An unfortunate writer finds himself in the destructive path of Alex, of which one of his books was entitled ‘A Clockwork Orange’. But it is only nearer the end of Burgess's tale that we find out the significance of this book. For now, Alex gleefully rips up this poor man’s manuscript to express the value he puts on such objet d'art. The man is distraught and his life is in similar tatters.
Books Similar to Orwell's 1984
After causing the death of an old woman, Alex finds himself the attention of the ‘millicent’ police, who incarcerate him in the Staja, state prison, where he languishes for a number of years. But unrepentant Alex is not to be broken. And here lies the crux of the book, for it is all about mind control, reminiscent of George Orwell’s book 1984. The needs of the many are balanced against the needs of the individual when it came to the state’s concern of subjugating crime beneath the system. And at this point, I began to wonder if Burgess had chosen this Nadsat slang to signify he had based the book on Stalin’s communist totalitarianism of the early 20th century.
Alex’s language would appear to be a fusion of English, Russian and other tags of the author’s invention. ‘Horrorshow’ means ‘well’ or ‘good.’ And moloko means milk. As I got into the book, I found myself referring to the glossary less and less; as I could ‘viddy’ (see) the meaning of sentences quite easily.
Mind Control Technique in Fiction
Burgess begs the question if the ‘badness’ was forcibly taken from a man, does that make him good? Alex is forced to watch violence and mayhem whilst sinister doctors inject him with nausea-inducing drugs. This dodgy ‘Ludovico Technique’ is nothing short of operant conditioning; the forcible association of one thing with another. And when finished with, Alex can no longer maim without feeling sick, and to add insult to injury, his love for classical music and sex has also been tainted with such an association.
This is where the meaning of ‘Clockwork Orange’ becomes clear, as Alex reacquaints himself with the writer in the early part of the book, and discovers that Alex himself has become a clockwork orange, a fruit of nature that has undergone the mangle of the system to behave to order – like the mechanisms of a clock.
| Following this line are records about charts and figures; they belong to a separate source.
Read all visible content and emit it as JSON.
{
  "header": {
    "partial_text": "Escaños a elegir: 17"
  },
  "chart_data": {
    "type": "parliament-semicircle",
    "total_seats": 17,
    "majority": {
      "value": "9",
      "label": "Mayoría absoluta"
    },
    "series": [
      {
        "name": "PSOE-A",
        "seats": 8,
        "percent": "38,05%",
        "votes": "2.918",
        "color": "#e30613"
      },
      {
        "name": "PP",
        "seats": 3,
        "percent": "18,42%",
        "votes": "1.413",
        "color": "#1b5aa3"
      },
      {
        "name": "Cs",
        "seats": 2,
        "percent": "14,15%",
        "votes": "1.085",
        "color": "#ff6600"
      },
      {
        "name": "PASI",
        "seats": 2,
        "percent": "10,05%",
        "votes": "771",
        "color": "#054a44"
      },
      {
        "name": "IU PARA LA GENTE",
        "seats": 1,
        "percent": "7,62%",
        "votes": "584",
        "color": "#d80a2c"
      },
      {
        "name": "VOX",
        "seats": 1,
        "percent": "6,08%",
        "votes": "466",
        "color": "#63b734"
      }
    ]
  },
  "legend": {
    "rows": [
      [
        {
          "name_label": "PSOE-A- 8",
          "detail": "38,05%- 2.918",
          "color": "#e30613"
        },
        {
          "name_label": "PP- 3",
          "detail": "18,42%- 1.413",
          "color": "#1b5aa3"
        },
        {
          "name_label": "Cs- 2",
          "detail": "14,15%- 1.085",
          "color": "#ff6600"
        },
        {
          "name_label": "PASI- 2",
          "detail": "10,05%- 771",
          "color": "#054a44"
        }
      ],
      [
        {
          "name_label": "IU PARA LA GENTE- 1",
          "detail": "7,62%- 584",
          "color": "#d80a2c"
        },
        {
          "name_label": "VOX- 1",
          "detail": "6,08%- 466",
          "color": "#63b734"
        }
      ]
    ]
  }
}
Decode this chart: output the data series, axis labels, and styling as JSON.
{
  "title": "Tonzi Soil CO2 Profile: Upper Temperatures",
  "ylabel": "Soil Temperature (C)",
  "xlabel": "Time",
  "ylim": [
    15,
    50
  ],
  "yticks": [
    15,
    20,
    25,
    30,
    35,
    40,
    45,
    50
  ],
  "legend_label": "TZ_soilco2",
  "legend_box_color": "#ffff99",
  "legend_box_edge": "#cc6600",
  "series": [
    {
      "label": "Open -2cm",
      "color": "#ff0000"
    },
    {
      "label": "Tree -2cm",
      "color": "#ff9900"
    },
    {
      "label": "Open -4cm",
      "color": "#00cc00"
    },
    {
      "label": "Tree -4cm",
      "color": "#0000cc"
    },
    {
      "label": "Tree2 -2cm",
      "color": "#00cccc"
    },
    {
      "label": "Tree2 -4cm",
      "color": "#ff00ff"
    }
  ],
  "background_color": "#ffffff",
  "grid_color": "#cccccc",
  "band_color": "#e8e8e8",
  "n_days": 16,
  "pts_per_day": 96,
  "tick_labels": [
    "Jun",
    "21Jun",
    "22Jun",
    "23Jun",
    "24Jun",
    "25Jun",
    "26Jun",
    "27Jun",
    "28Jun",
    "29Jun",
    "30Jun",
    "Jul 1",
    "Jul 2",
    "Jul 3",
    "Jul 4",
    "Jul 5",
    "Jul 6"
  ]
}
What does a Clockwork Orange Mean?
However, towards the end of the book, Alex sees another meaning to this pairing of words, in that he was a clockwork orange before suffering the fate of the Staja prison. Stages of growing up, including his wanton acts of teen-hood are determined by the ‘clock’ of maturation. A man/woman goes through similar formative periods in life, as does Alex, each coming and going. And we can see that Alex did not need the system to eventually subdue his violent ways as he starts to crave a more ordered life.
A grim tale that does end on a lighter note after Alex comes through the tussle of political propaganda. A man apparently is not a man without free will.